Pour cela, elle met en place, entre autres, trois mesures phare : embauche de conducteurs en CDD, augmentation du temps de conduite, notamment la nuit, à plus de six heures (celui-ci est limité pour les chauffeurs routiers à quatre heures) et, enfin, diminution de huit mois du temps de formation de certains conducteurs de train de marchandises (quatre au lieu de douze). Économie sur nos conditions de travail ainsi que sur la formation des agents, voilà donc les éléments réunis pour qu’une dégradation de la circulation ferroviaire ait lieu à très court terme.
Face à cela, seuls SUD-Rail et FO ont proposé aux agents un mouvement d’ensemble à partir du 10 décembre. Hélas, le manque d’unité syndicale ainsi que la confusion entre les grèves régionales sur les changements de service et la grève nationale sur le métier n’ont pas permis de convaincre la majorité des agents de rentrer dans la lutte.

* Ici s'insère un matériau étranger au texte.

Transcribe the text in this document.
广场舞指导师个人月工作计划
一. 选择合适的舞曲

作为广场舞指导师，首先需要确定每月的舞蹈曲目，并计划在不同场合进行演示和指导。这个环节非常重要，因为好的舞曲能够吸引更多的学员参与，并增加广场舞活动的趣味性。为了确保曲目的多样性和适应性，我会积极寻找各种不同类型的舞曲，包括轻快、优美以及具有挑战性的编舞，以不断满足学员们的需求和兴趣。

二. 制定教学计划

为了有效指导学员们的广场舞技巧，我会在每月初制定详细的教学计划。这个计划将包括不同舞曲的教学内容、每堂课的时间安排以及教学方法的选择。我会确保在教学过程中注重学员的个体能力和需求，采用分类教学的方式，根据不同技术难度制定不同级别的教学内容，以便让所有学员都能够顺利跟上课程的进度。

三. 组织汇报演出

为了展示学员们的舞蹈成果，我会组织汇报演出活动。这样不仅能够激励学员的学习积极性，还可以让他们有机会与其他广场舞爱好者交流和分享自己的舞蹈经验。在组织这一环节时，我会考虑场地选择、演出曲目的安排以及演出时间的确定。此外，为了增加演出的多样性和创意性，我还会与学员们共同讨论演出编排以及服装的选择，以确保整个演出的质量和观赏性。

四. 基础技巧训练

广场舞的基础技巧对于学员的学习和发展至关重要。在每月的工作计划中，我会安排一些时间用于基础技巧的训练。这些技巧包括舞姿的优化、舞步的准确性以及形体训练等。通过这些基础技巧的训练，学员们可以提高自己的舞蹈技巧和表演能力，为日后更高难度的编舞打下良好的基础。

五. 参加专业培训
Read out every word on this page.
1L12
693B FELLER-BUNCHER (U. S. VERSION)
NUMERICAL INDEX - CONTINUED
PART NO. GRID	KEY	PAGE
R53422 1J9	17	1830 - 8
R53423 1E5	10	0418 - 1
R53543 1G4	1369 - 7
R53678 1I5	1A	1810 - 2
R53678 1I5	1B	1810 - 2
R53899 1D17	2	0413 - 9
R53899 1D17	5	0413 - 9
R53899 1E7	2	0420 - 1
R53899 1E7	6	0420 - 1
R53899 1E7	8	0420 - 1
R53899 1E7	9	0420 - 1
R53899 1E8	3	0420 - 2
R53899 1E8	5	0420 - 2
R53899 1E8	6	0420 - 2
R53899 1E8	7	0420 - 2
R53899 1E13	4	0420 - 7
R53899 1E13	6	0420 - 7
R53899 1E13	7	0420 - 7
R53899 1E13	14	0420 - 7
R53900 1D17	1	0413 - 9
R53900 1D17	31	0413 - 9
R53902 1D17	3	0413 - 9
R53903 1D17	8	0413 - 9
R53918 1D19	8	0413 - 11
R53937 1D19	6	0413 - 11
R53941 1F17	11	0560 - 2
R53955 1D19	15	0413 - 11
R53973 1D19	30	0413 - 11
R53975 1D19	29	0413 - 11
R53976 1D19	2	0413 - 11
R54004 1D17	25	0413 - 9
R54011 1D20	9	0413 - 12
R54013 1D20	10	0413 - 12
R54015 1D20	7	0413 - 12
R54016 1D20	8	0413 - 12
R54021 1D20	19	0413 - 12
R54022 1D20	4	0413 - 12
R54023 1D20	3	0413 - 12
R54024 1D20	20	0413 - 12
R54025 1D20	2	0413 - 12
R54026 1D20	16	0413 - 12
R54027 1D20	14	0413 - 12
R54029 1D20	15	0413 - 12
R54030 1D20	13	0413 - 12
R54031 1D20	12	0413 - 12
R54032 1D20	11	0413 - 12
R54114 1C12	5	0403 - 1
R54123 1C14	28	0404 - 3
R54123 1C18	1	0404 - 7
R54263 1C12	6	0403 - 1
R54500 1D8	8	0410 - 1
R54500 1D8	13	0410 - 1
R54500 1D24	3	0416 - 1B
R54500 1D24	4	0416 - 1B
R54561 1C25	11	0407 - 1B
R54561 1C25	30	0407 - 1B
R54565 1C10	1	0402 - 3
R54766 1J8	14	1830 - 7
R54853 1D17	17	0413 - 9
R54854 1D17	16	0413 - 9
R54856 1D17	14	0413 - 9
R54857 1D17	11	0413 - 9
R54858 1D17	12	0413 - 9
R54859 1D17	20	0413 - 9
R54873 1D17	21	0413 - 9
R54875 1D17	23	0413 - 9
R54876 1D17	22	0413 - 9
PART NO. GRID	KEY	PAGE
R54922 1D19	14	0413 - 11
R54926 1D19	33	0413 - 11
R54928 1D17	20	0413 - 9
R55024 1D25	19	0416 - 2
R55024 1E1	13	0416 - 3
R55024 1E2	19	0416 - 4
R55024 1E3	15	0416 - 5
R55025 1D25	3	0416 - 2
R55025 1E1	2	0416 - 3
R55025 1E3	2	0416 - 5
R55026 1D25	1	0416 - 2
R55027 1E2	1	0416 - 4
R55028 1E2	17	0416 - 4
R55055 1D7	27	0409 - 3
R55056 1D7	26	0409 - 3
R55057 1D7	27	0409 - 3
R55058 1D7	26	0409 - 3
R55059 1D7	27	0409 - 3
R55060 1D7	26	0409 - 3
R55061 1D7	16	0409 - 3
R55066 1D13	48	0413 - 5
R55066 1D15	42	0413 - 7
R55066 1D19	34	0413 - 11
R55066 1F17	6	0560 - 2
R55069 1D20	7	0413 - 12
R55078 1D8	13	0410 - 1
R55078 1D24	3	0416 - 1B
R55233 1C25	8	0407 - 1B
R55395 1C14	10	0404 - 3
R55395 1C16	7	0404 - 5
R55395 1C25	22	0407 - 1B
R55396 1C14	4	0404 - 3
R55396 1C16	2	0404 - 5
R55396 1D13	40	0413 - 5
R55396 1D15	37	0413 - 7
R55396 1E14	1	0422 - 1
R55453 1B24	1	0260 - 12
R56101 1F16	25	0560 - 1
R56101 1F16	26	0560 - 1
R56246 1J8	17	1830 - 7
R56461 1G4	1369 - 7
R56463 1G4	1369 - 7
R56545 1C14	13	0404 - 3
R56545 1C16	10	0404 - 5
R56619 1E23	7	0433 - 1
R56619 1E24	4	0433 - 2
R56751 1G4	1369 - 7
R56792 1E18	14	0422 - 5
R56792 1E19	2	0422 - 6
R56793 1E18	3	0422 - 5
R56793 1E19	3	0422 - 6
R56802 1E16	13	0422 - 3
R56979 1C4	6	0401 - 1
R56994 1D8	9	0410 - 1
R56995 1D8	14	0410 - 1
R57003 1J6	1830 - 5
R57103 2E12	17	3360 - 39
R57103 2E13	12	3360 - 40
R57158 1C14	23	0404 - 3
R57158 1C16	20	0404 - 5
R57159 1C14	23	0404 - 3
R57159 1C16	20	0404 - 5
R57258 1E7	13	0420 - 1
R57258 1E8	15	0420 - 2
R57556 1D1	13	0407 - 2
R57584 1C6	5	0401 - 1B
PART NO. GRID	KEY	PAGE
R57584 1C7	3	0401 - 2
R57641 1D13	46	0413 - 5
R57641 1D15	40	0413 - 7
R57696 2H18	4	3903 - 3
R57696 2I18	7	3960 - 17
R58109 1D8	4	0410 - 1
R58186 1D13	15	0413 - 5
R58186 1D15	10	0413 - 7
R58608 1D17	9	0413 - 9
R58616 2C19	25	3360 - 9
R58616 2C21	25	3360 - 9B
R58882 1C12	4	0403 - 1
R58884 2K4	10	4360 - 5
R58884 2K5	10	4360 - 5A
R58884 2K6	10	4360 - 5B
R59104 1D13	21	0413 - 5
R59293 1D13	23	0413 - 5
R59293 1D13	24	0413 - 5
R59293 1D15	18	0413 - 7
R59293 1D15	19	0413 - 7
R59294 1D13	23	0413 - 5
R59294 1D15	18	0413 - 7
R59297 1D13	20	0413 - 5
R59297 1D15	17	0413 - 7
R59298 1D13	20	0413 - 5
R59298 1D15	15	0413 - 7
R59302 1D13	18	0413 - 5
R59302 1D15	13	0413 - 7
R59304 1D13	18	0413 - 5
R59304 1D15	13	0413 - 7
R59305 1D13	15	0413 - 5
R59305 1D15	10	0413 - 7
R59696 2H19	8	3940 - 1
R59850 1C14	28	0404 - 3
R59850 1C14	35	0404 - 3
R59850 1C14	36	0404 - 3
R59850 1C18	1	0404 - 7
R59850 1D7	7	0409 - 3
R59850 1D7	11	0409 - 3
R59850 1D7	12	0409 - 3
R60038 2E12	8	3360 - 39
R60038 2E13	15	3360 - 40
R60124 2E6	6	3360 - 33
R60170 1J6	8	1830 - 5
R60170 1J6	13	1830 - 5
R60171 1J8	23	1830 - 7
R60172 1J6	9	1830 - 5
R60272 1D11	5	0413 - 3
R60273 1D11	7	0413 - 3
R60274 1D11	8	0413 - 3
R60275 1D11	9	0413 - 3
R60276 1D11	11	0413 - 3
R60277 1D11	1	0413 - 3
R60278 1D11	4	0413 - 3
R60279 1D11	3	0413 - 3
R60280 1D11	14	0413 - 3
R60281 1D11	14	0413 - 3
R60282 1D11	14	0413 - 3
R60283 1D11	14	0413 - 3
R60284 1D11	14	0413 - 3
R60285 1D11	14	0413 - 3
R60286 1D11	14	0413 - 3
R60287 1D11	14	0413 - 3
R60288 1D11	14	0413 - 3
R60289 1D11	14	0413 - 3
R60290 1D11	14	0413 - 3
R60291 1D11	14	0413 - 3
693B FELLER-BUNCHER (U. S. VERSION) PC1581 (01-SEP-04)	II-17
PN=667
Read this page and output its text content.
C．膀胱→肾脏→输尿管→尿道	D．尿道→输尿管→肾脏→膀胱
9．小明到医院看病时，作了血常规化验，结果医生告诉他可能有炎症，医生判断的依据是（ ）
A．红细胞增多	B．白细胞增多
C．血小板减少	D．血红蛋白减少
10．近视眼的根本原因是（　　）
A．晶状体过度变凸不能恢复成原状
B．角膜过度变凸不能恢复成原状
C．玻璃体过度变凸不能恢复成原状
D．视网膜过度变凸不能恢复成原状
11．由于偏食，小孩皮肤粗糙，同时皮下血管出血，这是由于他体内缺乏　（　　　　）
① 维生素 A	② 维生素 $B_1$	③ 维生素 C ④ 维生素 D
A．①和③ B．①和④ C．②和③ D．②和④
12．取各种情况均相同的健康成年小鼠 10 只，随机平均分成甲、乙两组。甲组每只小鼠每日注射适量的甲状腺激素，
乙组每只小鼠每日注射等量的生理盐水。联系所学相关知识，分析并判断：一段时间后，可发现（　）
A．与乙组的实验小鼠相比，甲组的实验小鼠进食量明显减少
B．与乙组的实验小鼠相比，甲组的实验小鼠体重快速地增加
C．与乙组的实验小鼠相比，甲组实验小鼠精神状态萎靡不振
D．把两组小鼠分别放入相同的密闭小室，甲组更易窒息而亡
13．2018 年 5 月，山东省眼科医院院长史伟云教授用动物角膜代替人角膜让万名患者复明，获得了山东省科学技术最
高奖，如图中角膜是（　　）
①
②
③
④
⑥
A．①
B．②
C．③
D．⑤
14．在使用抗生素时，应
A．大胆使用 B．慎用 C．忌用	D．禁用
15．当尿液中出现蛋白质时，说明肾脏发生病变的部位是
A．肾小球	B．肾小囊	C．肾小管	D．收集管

Le seul point positif de ce conflit national, finalement peu suivi, a été que, face à la peur d’une généralisation du conflit, partout où la grève était localement suivie, la direction a lâché sur les revendications de terrain. Si cela ne suffit pas, face à l’enjeu, faire grève et gagner, ne serait-ce qu’un peu, devient un luxe que l’on ne se privera pas d’apprécier.